What is beautiful about The Dolorous Passion is that it feels like we're getting a glimpse into this big picture. Since time has no meaning to God, when we see tying of Adam to Jesus, from Noah to the Last Supper, from David to Nicodemus, of Roman soldiers to Jesus infancy and his very birth, etc., it all makes sense in some much larger level... like by reading the bible we have understood the players in the story, but not the grandeur and the connections of the story itself... it's the difference between understanding a movie trailer and understanding the movie in its entirety.

Emmerich's visions of Jesus visiting Purgatory, Limbo and Hell after his crucifixion and before his resurrection are riveting, daunting, scary and, on some level, familiar and true.

Reading this book has been a wonderful experience and I strongly suggest anyone looking for a better, fuller understanding of their faith to take the time to visit the wonderful visions of Sister Anne Catherine Emmerich.

You will never forget it.

Monday, September 10, 2007

Breach (2007)

I've heard it said that the true makeup of a man is what he does when no one is looking and the film Breach illuminates that distinction between our private acts and our public acts to great effect.
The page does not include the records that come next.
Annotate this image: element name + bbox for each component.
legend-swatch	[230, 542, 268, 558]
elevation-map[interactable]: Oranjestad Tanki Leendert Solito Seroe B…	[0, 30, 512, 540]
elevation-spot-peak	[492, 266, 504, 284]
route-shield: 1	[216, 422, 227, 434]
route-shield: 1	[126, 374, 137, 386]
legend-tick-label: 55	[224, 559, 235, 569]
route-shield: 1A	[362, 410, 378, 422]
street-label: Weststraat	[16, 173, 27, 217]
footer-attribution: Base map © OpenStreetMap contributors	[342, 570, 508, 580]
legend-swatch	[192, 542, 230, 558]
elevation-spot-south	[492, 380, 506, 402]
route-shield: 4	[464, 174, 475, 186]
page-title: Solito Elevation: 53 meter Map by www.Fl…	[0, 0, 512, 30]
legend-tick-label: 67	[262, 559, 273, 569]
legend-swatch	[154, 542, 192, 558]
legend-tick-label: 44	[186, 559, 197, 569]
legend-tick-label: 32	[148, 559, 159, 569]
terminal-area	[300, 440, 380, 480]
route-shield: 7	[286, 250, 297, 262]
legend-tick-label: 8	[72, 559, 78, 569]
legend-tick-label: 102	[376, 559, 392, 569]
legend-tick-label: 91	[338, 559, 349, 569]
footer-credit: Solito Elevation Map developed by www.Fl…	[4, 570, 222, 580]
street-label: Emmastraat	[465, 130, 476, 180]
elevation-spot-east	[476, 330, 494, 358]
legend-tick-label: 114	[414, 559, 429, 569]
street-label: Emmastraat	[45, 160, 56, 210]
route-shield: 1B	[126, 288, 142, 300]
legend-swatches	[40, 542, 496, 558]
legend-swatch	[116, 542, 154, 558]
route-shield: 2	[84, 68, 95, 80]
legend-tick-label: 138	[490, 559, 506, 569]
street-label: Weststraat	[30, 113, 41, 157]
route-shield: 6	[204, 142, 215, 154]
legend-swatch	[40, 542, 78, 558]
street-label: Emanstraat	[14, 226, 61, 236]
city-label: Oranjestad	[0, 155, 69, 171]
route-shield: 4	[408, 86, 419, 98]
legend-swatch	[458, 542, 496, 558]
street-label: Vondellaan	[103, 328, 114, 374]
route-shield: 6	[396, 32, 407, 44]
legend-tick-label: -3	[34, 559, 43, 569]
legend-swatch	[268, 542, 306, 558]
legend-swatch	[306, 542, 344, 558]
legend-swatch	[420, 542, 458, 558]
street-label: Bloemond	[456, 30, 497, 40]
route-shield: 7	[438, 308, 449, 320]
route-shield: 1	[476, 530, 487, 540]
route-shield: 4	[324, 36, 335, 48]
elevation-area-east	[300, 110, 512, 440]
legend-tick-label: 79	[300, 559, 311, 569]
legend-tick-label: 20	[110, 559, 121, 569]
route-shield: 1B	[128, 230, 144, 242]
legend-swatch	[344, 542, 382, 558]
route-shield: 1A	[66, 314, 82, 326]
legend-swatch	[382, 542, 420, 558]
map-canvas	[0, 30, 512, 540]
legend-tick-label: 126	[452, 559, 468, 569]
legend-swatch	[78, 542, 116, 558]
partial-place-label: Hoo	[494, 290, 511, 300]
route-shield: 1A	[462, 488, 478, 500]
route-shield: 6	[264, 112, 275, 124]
The story of Breach is an intriguing one. It is the true life story about a novice FBI agent assigned to help uncover the workings behind the greatest and most damaging traitor and spy in American history.

Ryan Phillippe plays Eric O'Neill, the young and hungry FBI agent and Chris Cooper brilliantly portrays legendary spy Robert Hanssen, who's double-life caught everyone by surprise. Hanssen was a walking dichotomy of morality. He was both a very devout Roman Catholic who avoided occasions of sin while, at the same time, providing information to the Russians that he knew would cause the death of many double-agents.

I have found, in my life, that the more I understand my faith, Catholicism, the farther away from Heaven I get. It's the difference between being a good person and being a holy person. It's not that I won't make it to Heaven, or that I can't make it, or that my faith is keeping me from it... it is that the more I understand what is required, the more I understand what being holy means and what is expected from me through my faith, the more I realize how incapable I am of getting there on my own. After all, how can an imperfect being reach perfection without assistance from the perfectly divine?

O'Neill and Hanssen in church.

It's this reliance on faith, propelled by his own sin, that Cooper so effectively shows in Breach. The man is in a constant state of various levels of agony. The film subtly shows his devout faith as a requirement, a balancing act, because of his moral flaws driven by arrogance and pride are causing him to commit mortal sins against the very God he worshiped. I never sensed Hanssen's faith was fake, or put on for show, but instead the moral weight on the scales of his soul that kept him from falling forever into a self-created hellish abyss.


Other wonderful actors, such as Laura Linney, Gary Cole and Dennis Haysbert round out the cast, but it is the weighted, struggled and tortured performance by Cooper that takes this spy film to an entirely different level.

Breach
brings one of the darkest moments in U.S. intelligence history to the screen with a multi-layered, effectively moving and intriguing film filled with at least one Academy Award worthy performance.